Statistics New Zealand breaks the Northland numbers down to reflect trends in Whangarei, Far North and Kaipara. Whangarei saw the greatest increase when comparing January 2016 numbers to those from January 2017, but Far North saw the larger increase when comparing year-end figures.
- Whangarei hospitality nights for January 2017 were reported as 117,012. That reflects a 10.8 percent increase over the January 2016 number of 105,627.
- Far North nights for January 2017 were reported as 216,677, a 5.6 percent increase over the January 2016 number of 205,213.
- Kaipara was the one district that saw a marked decrease. Nights recorded in January 2017 were 30,763, representing a 25.2 percent decrease from January 2016 numbers.
Even with the downward trend in Kaipara, the numbers in Northland remain positive.

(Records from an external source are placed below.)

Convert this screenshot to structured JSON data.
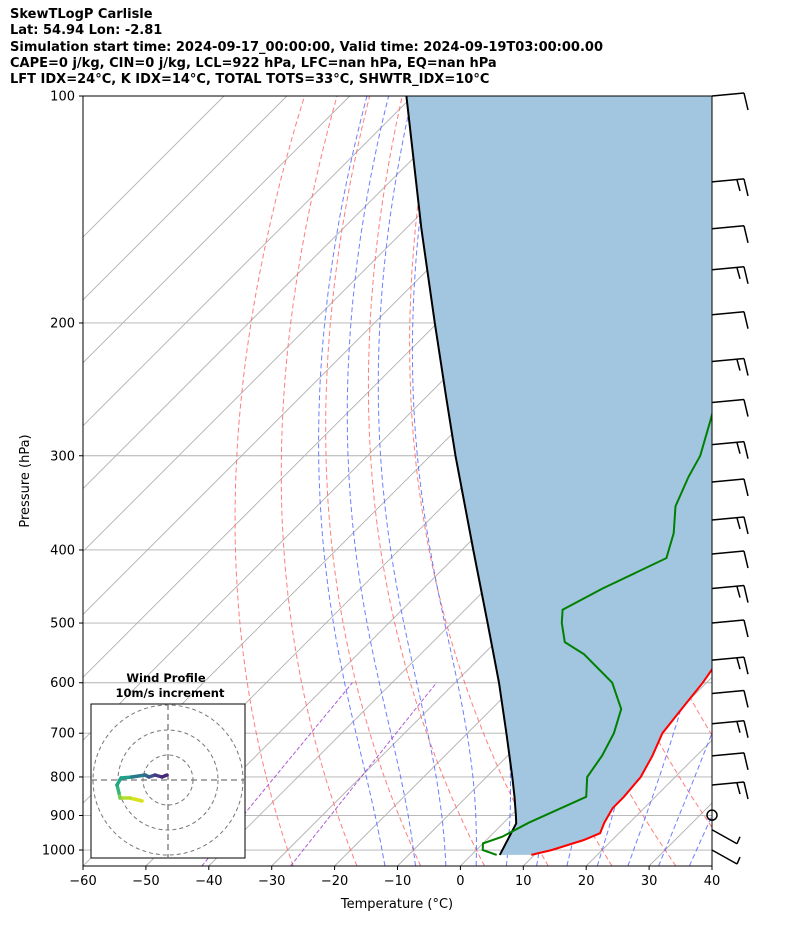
{
  "header": {
    "line1": "SkewTLogP Carlisle",
    "line2": "Lat: 54.94   Lon: -2.81",
    "line3": "Simulation start time: 2024-09-17_00:00:00, Valid time: 2024-09-19T03:00:00.00",
    "line4": "CAPE=0 j/kg, CIN=0 j/kg, LCL=922 hPa, LFC=nan hPa, EQ=nan hPa",
    "line5": "LFT IDX=24°C, K IDX=14°C, TOTAL TOTS=33°C, SHWTR_IDX=10°C"
  },
  "chart_data": {
    "type": "line",
    "title": "SkewTLogP Carlisle",
    "xlabel": "Temperature (°C)",
    "ylabel": "Pressure (hPa)",
    "xlim": [
      -60,
      40
    ],
    "ylim": [
      1050,
      100
    ],
    "y_scale": "log",
    "skew_note": "isotherms skewed 45 degrees",
    "x_ticks": [
      -60,
      -50,
      -40,
      -30,
      -20,
      -10,
      0,
      10,
      20,
      30,
      40
    ],
    "y_ticks": [
      1000,
      900,
      800,
      700,
      600,
      500,
      400,
      300,
      200,
      100
    ],
    "grid": true,
    "colors": {
      "temperature": "#ff0000",
      "dewpoint": "#008000",
      "parcel": "#000000",
      "shading": "#a3c6e0",
      "dry_adiabats": "#ff6666",
      "moist_adiabats": "#5566ff",
      "mixing_ratio": "#9933cc",
      "isotherms": "#b0b0b0"
    },
    "series": [
      {
        "key": "temperature",
        "points": [
          [
            1015,
            9.5
          ],
          [
            1000,
            12
          ],
          [
            970,
            15.5
          ],
          [
            950,
            17
          ],
          [
            920,
            16
          ],
          [
            880,
            15
          ],
          [
            850,
            15
          ],
          [
            800,
            14.5
          ],
          [
            750,
            13
          ],
          [
            700,
            11
          ],
          [
            650,
            10.2
          ],
          [
            600,
            9.4
          ],
          [
            550,
            8
          ],
          [
            500,
            5.3
          ],
          [
            450,
            0.8
          ],
          [
            400,
            -4.2
          ],
          [
            350,
            -10
          ],
          [
            300,
            -17.3
          ],
          [
            270,
            -22.8
          ],
          [
            250,
            -27.2
          ],
          [
            220,
            -33.6
          ],
          [
            200,
            -38
          ],
          [
            180,
            -43
          ],
          [
            165,
            -46
          ],
          [
            150,
            -47
          ],
          [
            135,
            -49
          ],
          [
            125,
            -51.5
          ],
          [
            115,
            -52.7
          ],
          [
            105,
            -52
          ],
          [
            100,
            -51.5
          ]
        ]
      },
      {
        "key": "dewpoint",
        "points": [
          [
            1015,
            4
          ],
          [
            1000,
            1
          ],
          [
            980,
            0
          ],
          [
            960,
            2
          ],
          [
            920,
            4
          ],
          [
            850,
            9
          ],
          [
            800,
            6
          ],
          [
            750,
            5
          ],
          [
            700,
            3.3
          ],
          [
            650,
            0.6
          ],
          [
            600,
            -5
          ],
          [
            550,
            -14
          ],
          [
            530,
            -19
          ],
          [
            500,
            -22.5
          ],
          [
            480,
            -24.5
          ],
          [
            450,
            -21.5
          ],
          [
            410,
            -16.2
          ],
          [
            380,
            -19
          ],
          [
            350,
            -23
          ],
          [
            320,
            -25.6
          ],
          [
            300,
            -27.1
          ],
          [
            270,
            -31
          ],
          [
            250,
            -33.9
          ],
          [
            240,
            -36
          ],
          [
            220,
            -39.2
          ],
          [
            200,
            -43
          ],
          [
            180,
            -47.6
          ],
          [
            160,
            -52.9
          ],
          [
            145,
            -56.6
          ],
          [
            135,
            -59
          ],
          [
            125,
            -60.2
          ],
          [
            115,
            -60
          ],
          [
            100,
            -57
          ]
        ]
      },
      {
        "key": "parcel",
        "points": [
          [
            1015,
            4.5
          ],
          [
            922,
            2.1
          ],
          [
            900,
            0.8
          ],
          [
            850,
            -2.4
          ],
          [
            800,
            -5.9
          ],
          [
            700,
            -13.8
          ],
          [
            600,
            -23
          ],
          [
            500,
            -34.3
          ],
          [
            400,
            -48.2
          ],
          [
            300,
            -66
          ],
          [
            250,
            -77
          ],
          [
            200,
            -90.4
          ],
          [
            150,
            -107.5
          ],
          [
            100,
            -131
          ]
        ]
      }
    ],
    "wind_barbs": {
      "description": "winds plotted on right side",
      "pressures": [
        100,
        130,
        150,
        170,
        195,
        225,
        255,
        290,
        325,
        365,
        405,
        450,
        500,
        560,
        620,
        680,
        750,
        820,
        880,
        940,
        1000
      ]
    },
    "inset": {
      "title_line1": "Wind Profile",
      "title_line2": "10m/s increment",
      "type": "hodograph"
    }
  }
}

Northland Tourism and Hospitality Reflect Overall Trends
Despite the earthquake woes in 2016, Northland seems to be keeping up with overall trends for New Zealand tourism and hospitality. In fact, statistics indicate that 3.5 million people visited New Zealand in 2016, and forecasts from the government indicate an expected upward trend that reaches 4.5 million visitors per year by 2022. In Northland, international nights grew by 5 percent when compared with the same time last year, and domestic nights grew by 3 percent, indicating a well-balanced mix of visitors.

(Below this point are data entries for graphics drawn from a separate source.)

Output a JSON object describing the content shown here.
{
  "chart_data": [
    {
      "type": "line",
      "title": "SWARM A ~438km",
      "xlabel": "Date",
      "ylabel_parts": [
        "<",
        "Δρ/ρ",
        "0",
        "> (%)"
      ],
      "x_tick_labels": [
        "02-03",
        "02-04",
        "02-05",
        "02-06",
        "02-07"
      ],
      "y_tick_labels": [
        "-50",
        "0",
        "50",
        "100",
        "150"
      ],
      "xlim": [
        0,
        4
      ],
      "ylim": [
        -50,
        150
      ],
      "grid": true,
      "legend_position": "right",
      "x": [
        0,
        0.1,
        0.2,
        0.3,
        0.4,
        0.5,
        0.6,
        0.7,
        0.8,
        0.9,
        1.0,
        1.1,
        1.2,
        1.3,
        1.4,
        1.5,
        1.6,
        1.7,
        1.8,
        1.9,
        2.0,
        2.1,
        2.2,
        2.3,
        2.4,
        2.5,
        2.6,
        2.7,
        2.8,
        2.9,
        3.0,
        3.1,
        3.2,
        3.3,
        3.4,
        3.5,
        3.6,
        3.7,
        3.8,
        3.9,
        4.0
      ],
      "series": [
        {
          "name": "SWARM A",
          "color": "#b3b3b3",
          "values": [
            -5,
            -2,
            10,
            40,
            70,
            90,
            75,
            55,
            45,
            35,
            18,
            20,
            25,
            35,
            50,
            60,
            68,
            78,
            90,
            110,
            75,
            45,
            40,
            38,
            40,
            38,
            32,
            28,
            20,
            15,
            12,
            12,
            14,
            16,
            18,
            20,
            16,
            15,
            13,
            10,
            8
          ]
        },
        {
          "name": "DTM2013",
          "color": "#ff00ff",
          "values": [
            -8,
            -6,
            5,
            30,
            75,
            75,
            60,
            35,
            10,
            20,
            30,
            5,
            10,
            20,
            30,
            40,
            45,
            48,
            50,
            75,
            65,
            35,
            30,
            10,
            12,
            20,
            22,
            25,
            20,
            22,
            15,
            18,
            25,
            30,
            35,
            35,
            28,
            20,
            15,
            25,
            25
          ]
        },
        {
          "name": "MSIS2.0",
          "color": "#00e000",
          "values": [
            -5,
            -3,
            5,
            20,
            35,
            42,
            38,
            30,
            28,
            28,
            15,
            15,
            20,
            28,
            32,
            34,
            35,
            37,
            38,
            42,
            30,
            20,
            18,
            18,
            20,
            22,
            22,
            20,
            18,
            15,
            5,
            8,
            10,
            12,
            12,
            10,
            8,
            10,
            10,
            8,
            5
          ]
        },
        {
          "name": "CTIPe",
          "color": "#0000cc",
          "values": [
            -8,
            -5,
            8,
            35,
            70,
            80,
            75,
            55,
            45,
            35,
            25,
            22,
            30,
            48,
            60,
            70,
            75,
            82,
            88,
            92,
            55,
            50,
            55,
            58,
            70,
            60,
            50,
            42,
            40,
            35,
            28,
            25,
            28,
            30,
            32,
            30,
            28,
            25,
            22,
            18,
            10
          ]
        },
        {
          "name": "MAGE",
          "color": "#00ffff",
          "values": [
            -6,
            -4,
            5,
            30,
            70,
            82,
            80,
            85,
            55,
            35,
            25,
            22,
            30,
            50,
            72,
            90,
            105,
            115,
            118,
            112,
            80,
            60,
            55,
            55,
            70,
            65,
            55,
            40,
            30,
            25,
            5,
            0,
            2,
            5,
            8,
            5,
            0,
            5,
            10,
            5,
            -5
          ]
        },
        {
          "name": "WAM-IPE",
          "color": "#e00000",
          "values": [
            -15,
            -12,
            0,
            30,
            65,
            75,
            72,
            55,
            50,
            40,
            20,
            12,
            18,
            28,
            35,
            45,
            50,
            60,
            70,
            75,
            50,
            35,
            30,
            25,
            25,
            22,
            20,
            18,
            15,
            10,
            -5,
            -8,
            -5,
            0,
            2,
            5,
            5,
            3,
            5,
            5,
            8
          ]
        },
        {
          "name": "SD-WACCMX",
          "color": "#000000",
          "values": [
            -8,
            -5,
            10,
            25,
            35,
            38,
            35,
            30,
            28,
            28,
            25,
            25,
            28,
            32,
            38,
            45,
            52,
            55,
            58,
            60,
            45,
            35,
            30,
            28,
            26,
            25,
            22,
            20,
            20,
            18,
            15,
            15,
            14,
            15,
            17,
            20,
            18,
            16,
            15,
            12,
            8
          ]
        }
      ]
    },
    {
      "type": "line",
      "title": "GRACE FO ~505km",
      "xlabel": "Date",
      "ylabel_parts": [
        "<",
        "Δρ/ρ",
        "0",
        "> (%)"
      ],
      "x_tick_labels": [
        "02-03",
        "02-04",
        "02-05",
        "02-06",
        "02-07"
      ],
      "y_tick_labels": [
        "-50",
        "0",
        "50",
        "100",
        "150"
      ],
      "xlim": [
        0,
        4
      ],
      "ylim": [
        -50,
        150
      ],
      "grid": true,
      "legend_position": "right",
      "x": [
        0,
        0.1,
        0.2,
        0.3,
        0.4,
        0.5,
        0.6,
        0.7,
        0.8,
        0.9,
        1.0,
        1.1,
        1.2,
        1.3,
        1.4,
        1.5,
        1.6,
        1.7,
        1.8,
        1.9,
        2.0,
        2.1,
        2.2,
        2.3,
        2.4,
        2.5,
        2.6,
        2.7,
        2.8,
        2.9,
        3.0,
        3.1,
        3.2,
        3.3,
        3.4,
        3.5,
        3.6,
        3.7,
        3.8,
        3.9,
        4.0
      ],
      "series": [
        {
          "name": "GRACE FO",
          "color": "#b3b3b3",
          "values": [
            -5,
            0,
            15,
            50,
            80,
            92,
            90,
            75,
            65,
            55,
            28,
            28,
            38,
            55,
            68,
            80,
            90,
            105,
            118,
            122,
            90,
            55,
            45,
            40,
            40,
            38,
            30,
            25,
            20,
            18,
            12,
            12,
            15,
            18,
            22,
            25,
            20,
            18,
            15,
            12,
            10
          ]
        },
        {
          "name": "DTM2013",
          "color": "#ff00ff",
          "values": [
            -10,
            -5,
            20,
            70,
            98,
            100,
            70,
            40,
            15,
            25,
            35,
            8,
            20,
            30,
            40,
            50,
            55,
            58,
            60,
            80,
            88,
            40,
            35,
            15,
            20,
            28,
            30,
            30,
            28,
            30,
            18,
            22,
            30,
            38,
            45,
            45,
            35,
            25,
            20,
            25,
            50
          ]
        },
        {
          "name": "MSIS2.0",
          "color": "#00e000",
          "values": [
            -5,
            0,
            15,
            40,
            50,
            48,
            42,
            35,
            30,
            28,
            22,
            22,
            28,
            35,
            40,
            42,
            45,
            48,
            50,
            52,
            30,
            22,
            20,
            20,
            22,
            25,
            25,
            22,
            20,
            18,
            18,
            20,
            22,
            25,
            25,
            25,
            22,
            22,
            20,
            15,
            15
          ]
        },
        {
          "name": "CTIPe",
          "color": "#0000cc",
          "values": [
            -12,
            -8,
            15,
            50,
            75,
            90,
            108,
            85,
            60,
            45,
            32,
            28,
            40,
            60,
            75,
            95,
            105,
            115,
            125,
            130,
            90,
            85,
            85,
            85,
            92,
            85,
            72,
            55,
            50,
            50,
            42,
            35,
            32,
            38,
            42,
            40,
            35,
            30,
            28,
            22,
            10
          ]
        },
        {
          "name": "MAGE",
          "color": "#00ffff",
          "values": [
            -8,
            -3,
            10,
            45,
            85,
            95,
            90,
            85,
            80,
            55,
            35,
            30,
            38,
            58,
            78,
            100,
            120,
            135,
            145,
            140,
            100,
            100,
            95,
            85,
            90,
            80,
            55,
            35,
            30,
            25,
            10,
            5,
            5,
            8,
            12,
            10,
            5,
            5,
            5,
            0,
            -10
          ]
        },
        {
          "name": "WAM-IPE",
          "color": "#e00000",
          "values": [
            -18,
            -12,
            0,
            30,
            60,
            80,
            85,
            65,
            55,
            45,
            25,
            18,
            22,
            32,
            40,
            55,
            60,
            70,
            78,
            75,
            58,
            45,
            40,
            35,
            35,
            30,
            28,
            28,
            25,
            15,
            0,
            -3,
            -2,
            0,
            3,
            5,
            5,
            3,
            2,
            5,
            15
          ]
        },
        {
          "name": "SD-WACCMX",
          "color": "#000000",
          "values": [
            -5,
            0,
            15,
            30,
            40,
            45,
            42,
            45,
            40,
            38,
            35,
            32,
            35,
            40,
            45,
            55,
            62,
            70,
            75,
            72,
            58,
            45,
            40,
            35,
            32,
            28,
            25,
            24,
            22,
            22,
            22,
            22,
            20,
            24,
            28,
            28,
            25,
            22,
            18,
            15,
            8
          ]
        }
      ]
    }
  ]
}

Shortages in Rooms and Staff
While all this growth is great news for businesses in the hotel and accommodation niche — as well as for those interested in getting into the industry — it does put some strain on the existing infrastructure. Experts predict that New Zealand is facing an impending hotel crisis, and they worry that a failure to act quickly could put the robust and growing tourism industry at risk.
Across New Zealand, the accommodation industry has been dealing with staff and room shortages for some time. This high demand for inventory comes at a time when hotels are making upgrades or repairs that diminish supply, and short-stay accommodation pools are shrinking as private investors and home buyers make use of converted properties.
An Opportunity for New Businesses and Owners
With tourism continuing to rise and supply still not up to meeting demand, opportunities are ideal for those looking to get into the accommodation business. Across New Zealand, including in Northland, tourism seems to be regaining and surpassing pre-earthquake volumes. In fact, Northland is actually seeing a faster increase than the rest of New Zealand. Growth in the region is up 8 percent for the year ended January, compared with a 5.5 percent average increase nationally.
In 2016, plans for adding more than 3,000 rooms in Auckland were announced. Business owners and investors looking for a next opportunity might do well to turn to Northland and consider, in particular, the districts of Whangarei and Far North.